That’s from huge Profiling log. If you want to look at retention in great detail, use log-file-log-filter, however I’m not sure how that interacts with log-file-log-level if you still want a general log. Let us know, if you try it.

My impression as well. Because I think both prior posters here read code to some extent, here’s the code.
Assuming it checks in backup order (oldest to newest) within a time frame, the 365.00:00:00 / 31.00:00:00 setting should delete a newer backup that’s less than 31 days from the backup that was taken before that.

9/27/2021 1:13:49 AM, 8/27/2021 8:39:12 AM crosses the end of 31-day month August, so 9/27 is roughly 31 days away, but backup was earlier in the day so it’s actually 30 days and some fractional day, meaning it’s too close to the backup before it, so gets deleted when it leaves the safety of 28.00:00:00 / 7.00:00:00.

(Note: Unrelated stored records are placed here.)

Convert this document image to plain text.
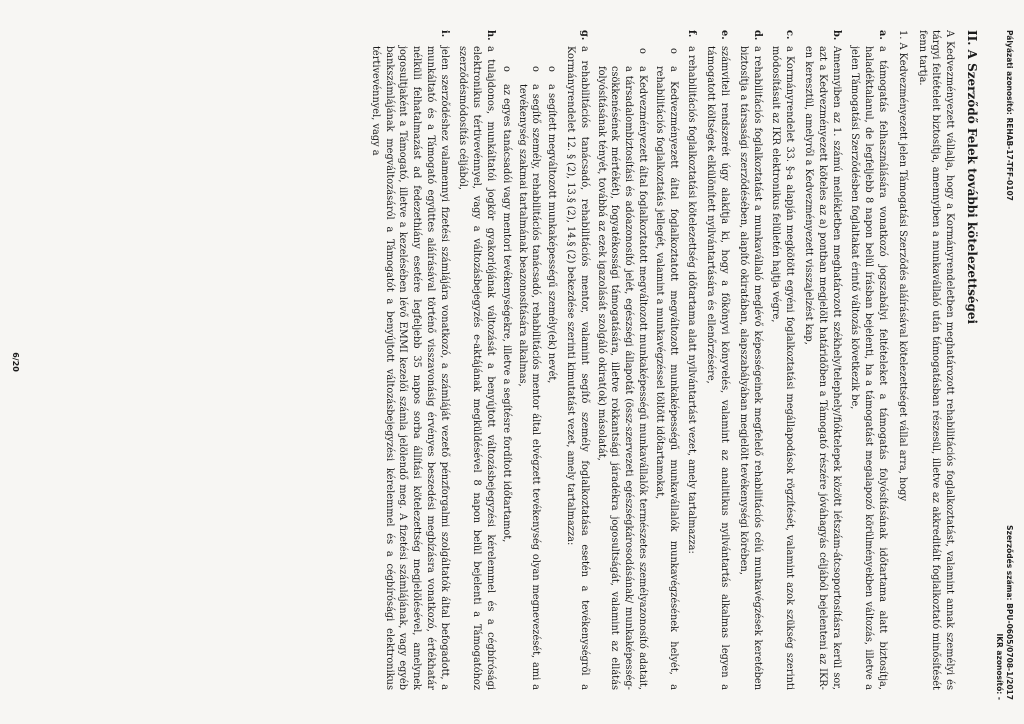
Pályázati azonosító: REHAB-17-TFF-0107
Szerződés száma: BPU-0605/0708-1/2017
IKR azonosító: -
II. A Szerződő Felek további kötelezettségei

A Kedvezményezett vállalja, hogy a Kormányrendeletben meghatározott rehabilitációs foglalkoztatást, valamint annak személyi és tárgyi feltételeit biztosítja, amennyiben a munkavállaló után támogatásban részesül, illetve az akkreditált foglalkoztató minősítését fenn tartja.

1. A Kedvezményezett jelen Támogatási Szerződés aláírásával kötelezettséget vállal arra, hogy

a.
a támogatás felhasználására vonatkozó jogszabályi feltételeket a támogatás folyósításának időtartama alatt biztosítja, haladéktalanul, de legfeljebb 8 napon belül írásban bejelenti, ha a támogatást megalapozó körülményekben változás, illetve a jelen Támogatási Szerződésben foglaltakat érintő változás következik be,
b.
Amennyiben az 1. számú mellékletben meghatározott székhely/telephely/fióktelepek között létszám-átcsoportosításra kerül sor, azt a Kedvezményezett köteles az a) pontban megjelölt határidőben a Támogató részére jóváhagyás céljából bejelenteni az IKR-en keresztül, amelyről a Kedvezményezett visszajelzést kap,
c.
a Kormányrendelet 33. §-a alapján megkötött egyéni foglalkoztatási megállapodások rögzítését, valamint azok szükség szerinti módosításait az IKR elektronikus felületén hajtja végre,
d.
a rehabilitációs foglalkoztatást a munkavállaló meglévő képességeinek megfelelő rehabilitációs célú munkavégzések keretében biztosítja a társasági szerződésében, alapító okiratában, alapszabályában megjelölt tevékenységi körében,
e.
számviteli rendszerét úgy alakítja ki, hogy a főkönyvi könyvelés, valamint az analitikus nyilvántartás alkalmas legyen a támogatott költségek elkülönített nyilvántartására és ellenőrzésére,
f.
a rehabilitációs foglalkoztatási kötelezettség időtartama alatt nyilvántartást vezet, amely tartalmazza:
o
a Kedvezményezett által foglalkoztatott megváltozott munkaképességű munkavállalók munkavégzésének helyét, a rehabilitációs foglalkoztatás jellegét, valamint a munkavégzéssel töltött időtartamokat,
o
a Kedvezményezett által foglalkoztatott megváltozott munkaképességű munkavállalók természetes személyazonosító adatait, a társadalombiztosítási és adóazonosító jelét, egészségi állapotát (össz-szervezeti egészségkárosodásának/ munkaképesség-csökkenésének mértékét), fogyatékossági támogatására, illetve rokkantsági járadékra jogosultságát, valamint az ellátás folyósításának tényét, továbbá az ezek igazolását szolgáló okirat(ok) másolatát,
g.
a rehabilitációs tanácsadó, rehabilitációs mentor, valamint segítő személy foglalkoztatása esetén a tevékenységről a Kormányrendelet 12. § (2), 13.§ (2), 14.§ (2) bekezdése szerinti kimutatást vezet, amely tartalmazza:
o
a segített megváltozott munkaképességű személy(ek) nevét,
o
a segítő személy, rehabilitációs tanácsadó, rehabilitációs mentor által elvégzett tevékenység olyan megnevezését, ami a tevékenység szakmai tartalmának beazonosítására alkalmas,
o
az egyes tanácsadói vagy mentori tevékenységekre, illetve a segítésre fordított időtartamot,
h.
a tulajdonos, munkáltatói jogkör gyakorlójának változását a benyújtott változásbejegyzési kérelemmel és a cégbírósági elektronikus tértivevénnyel, vagy a változásbejegyzés e-aktájának megküldésével 8 napon belül bejelenti a Támogatóhoz szerződésmódosítás céljából,
i.
jelen szerződéshez valamennyi fizetési számlájára vonatkozó, a számláját vezető pénzforgalmi szolgáltatók által befogadott, a munkáltató és a Támogató együttes aláírásával történő visszavonásig érvényes beszedési megbízásra vonatkozó, értékhatár nélküli felhatalmazást ad fedezethiány esetére legfeljebb 35 napos sorba állítási kötelezettség megjelölésével, amelynek jogosultjaként a Támogató, illetve a kezelésében lévő EMMI kezelői számla jelölendő meg. A fizetési számlájának, vagy egyéb bankszámlájának megváltozásáról a Támogatót a benyújtott változásbejegyzési kérelemmel és a cégbírósági elektronikus tértivevénnyel, vagy a
6/20
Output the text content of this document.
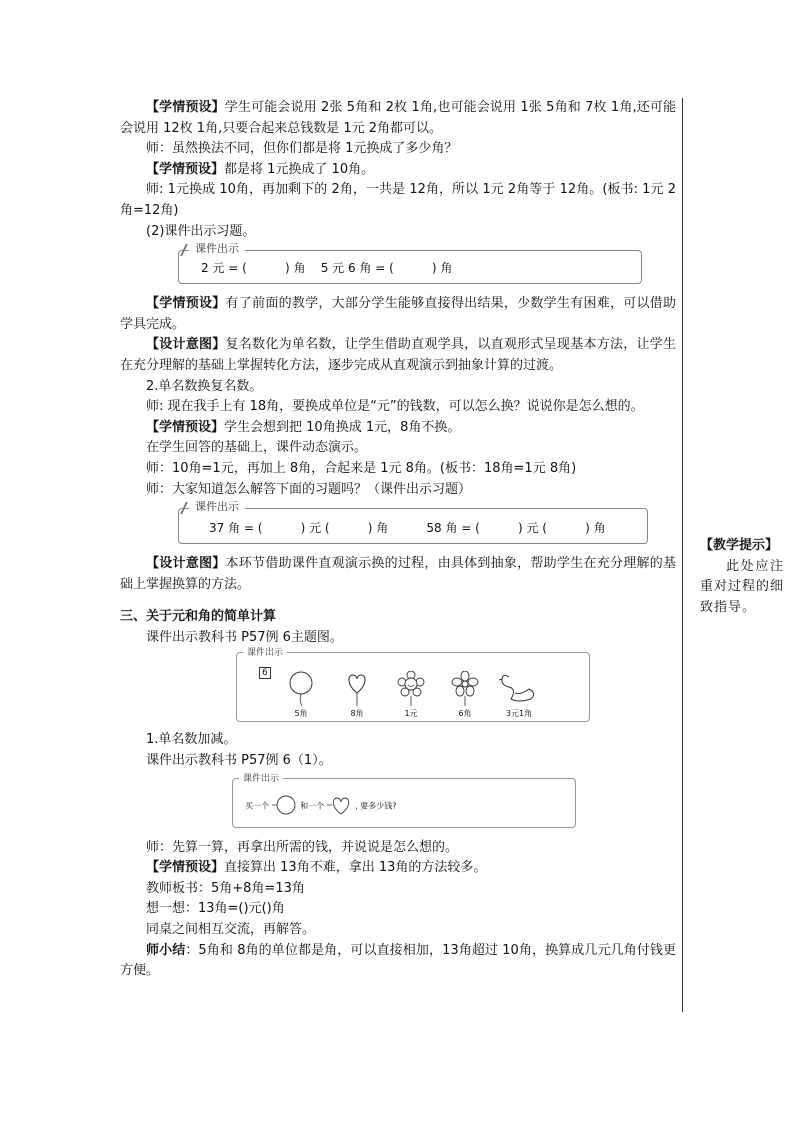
【学情预设】学生可能会说用 2张 5角和 2枚 1角,也可能会说用 1张 5角和 7枚 1角,还可能会说用 12枚 1角,只要合起来总钱数是 1元 2角都可以。

师：虽然换法不同，但你们都是将 1元换成了多少角？

【学情预设】都是将 1元换成了 10角。

师: 1元换成 10角，再加剩下的 2角，一共是 12角，所以 1元 2角等于 12角。(板书: 1元 2角=12角)

(2)课件出示习题。

课件出示
2 元 = (          ) 角    5 元 6 角 = (          ) 角

【学情预设】有了前面的教学，大部分学生能够直接得出结果，少数学生有困难，可以借助学具完成。

【设计意图】复名数化为单名数，让学生借助直观学具，以直观形式呈现基本方法，让学生在充分理解的基础上掌握转化方法，逐步完成从直观演示到抽象计算的过渡。

2.单名数换复名数。

师: 现在我手上有 18角，要换成单位是“元”的钱数，可以怎么换？说说你是怎么想的。

【学情预设】学生会想到把 10角换成 1元，8角不换。

在学生回答的基础上，课件动态演示。

师：10角=1元，再加上 8角，合起来是 1元 8角。(板书：18角=1元 8角)

师：大家知道怎么解答下面的习题吗？（课件出示习题）

课件出示
37 角 = (          ) 元 (          ) 角          58 角 = (          ) 元 (          ) 角

【设计意图】本环节借助课件直观演示换的过程，由具体到抽象，帮助学生在充分理解的基础上掌握换算的方法。

三、关于元和角的简单计算

课件出示教科书 P57例 6主题图。

课件出示
6
5角	8角	1元	6角	3元1角

1.单名数加减。

课件出示教科书 P57例 6（1）。

课件出示
买一个	和一个	, 要多少钱?

师：先算一算，再拿出所需的钱，并说说是怎么想的。

【学情预设】直接算出 13角不难，拿出 13角的方法较多。

教师板书：5角+8角=13角

想一想：13角=()元()角

同桌之间相互交流，再解答。

师小结：5角和 8角的单位都是角，可以直接相加，13角超过 10角，换算成几元几角付钱更方便。

【教学提示】
此处应注重对过程的细致指导。
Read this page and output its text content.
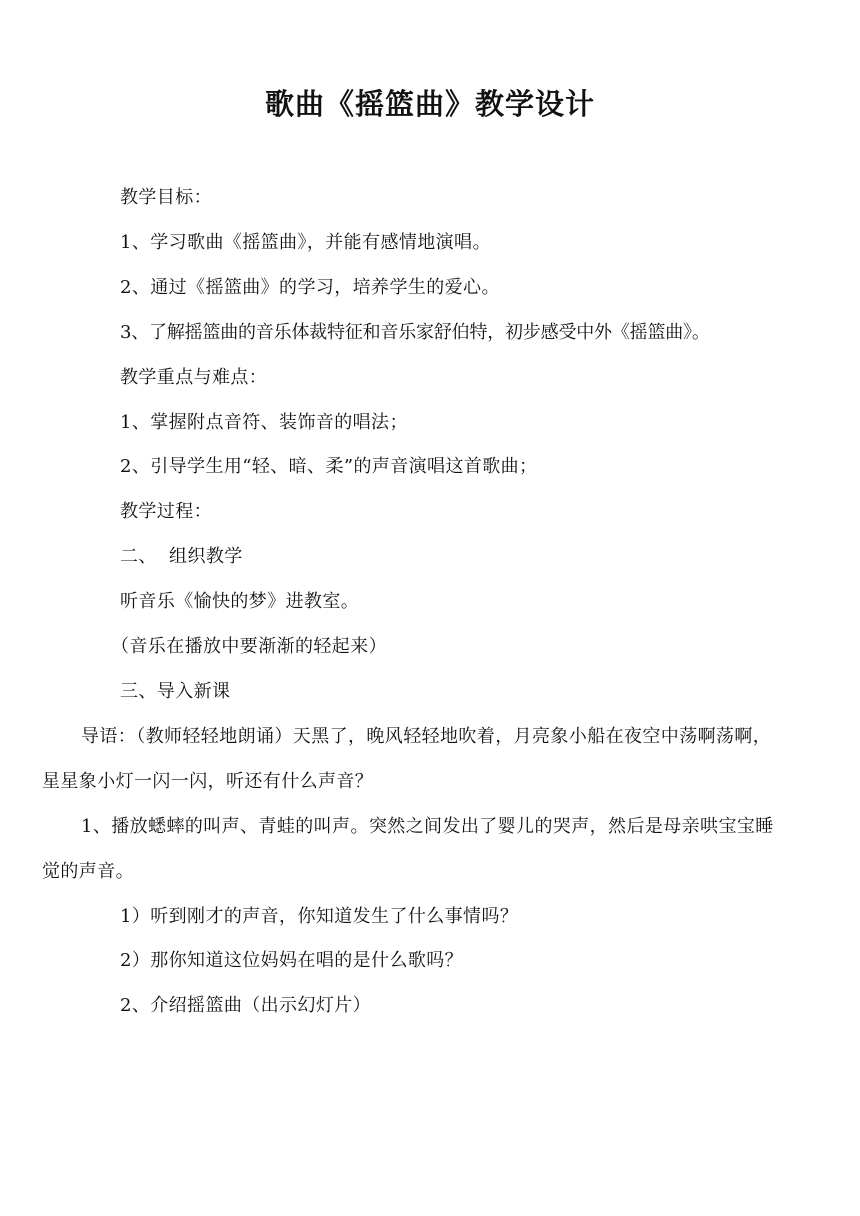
歌曲《摇篮曲》教学设计

教学目标：

1、学习歌曲《摇篮曲》，并能有感情地演唱。

2、通过《摇篮曲》的学习，培养学生的爱心。

3、了解摇篮曲的音乐体裁特征和音乐家舒伯特，初步感受中外《摇篮曲》。

教学重点与难点：

1、掌握附点音符、装饰音的唱法；

2、引导学生用“轻、暗、柔”的声音演唱这首歌曲；

教学过程：

二、  组织教学

听音乐《愉快的梦》进教室。

（音乐在播放中要渐渐的轻起来）

三、导入新课

导语：（教师轻轻地朗诵）天黑了，晚风轻轻地吹着，月亮象小船在夜空中荡啊荡啊，星星象小灯一闪一闪，听还有什么声音？

1、播放蟋蟀的叫声、青蛙的叫声。突然之间发出了婴儿的哭声，然后是母亲哄宝宝睡觉的声音。

1）听到刚才的声音，你知道发生了什么事情吗？

2）那你知道这位妈妈在唱的是什么歌吗？

2、介绍摇篮曲（出示幻灯片）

In case it’s not clear from the log time display form and the code, the comparison doesn’t go by days, and sometimes it’s helpful to get to at least hours (lowercase h), so that one avoids situations where a daily is slightly late, and chops off the next daily. For people who dislike that, they can set minimum interval to 23h.

The backup start time jitter problem is aggravated by typical backup intervals lining up with typical retention intervals. Get slightly off, and a delete happens. It can happen on hourlies too, but lowercase m is minutes.

Thanks for the detail, but it was a little TL;DR, especially since there’s a lingering question of date ordering.
As evidence that it does times older to newer, look at above log and note which backup it decided to delete:

2021-10-29 07:55:36 -04 - [Profiling-Duplicati.Library.Main.Operation.DeleteHandler:RetentionPolicy-KeepBackups]: Keeping backup: 10/27/2021 11:51:23 AM
2021-10-29 07:55:36 -04 - [Profiling-Duplicati.Library.Main.Operation.DeleteHandler:RetentionPolicy-DeletingBackups]: Deleting backup: 10/28/2021 7:50:05 AM

This is everyone’s problem. There are vastly more things people want than people willing and able to help.

GUI smart and custom backup retention aren’t covered #83 is a documentation issue to at least explain it. There are also pointers to some of the original work you might have missed if you didn’t look over GitHub. Perhaps either a pull request or a collaboration between a code expert and the manual author would work. This wouldn’t likely be me, because I have more than a full load trying to keep up with forum. Any helpers?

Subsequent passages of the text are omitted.